A few weeks ago, I met Aminah, a mom who started her own farm and local business in Canada.
Aminah’s proud of what she’s accomplished, and rightly so. But from finding good childcare to working in an industry dominated by men, she told me it hasn’t been easy.
As leaders and governments, that’s something we have to listen to.
We have to listen when women who do a double shift say they need quality childcare.
When girls say they need access to education.
When racialized women, and Indigenous women, and LGBTQ2 people, say they need justice.
We have to listen, and then we have to act.
With our actions, we can create the real, positive change that people need. Just take, for example, childcare.
This pandemic has made clear what parents and feminists alike have known for decades; that childcare is a necessity. That’s why, in April, we committed $30 billion to build a Canada-wide early learning and childcare system.
This good, affordable childcare will allow around a quarter of a million mothers in Canada to go back to work.
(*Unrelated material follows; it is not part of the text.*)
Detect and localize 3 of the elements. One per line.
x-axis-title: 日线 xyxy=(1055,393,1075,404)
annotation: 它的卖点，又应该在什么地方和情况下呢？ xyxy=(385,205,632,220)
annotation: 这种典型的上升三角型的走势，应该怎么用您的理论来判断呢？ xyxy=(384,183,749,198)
As we rebuild from this pandemic and drive a feminist recovery, this is exactly the kind of results people need, and not just in Canada but everywhere.
That’s why Canada is stepping up significantly not only at home but around the world.
Our government is investing $100 million to support paid and unpaid carework globally.
This new commitment makes Canada the largest national donor to the care economy worldwide. And when it comes to a feminist recovery, we’re not stopping there.
We’re going to continue partnering with feminist organizations at home and around the world. Because in the last 5 years, we’ve seen what we can achieve by working together.
I think of the almost 25 million children whose lives have been changed for the better by the Global Partnership for Education – a partnership Canada will continue to support.
I think of the 100 feminist organizations we’re supporting through the Equality Fund that Canada started – doing everything from defending workers’ rights to supporting health clinics.
Or the almost $80 million of funding we’re investing for women and girls, which we are committing through action coalitions here, at this Generation Equality forum.
In total, between this investment and the carework commitment, we are investing $180 million here at this forum to advance gender equality.
My friends, this is just the start.
Our world is at a crossroads.
And the path ahead?
Well, it’s the one being built by women and girls,
By feminist movements and women’s organizations,
And by people in all their diversity in every corner of the globe.
This is a generation that believes in a better future for everyone. And this is a generation that knows we cannot get there if anyone is left behind.
In other words, this is a feminist generation.
And it needs feminist governments to stand with it.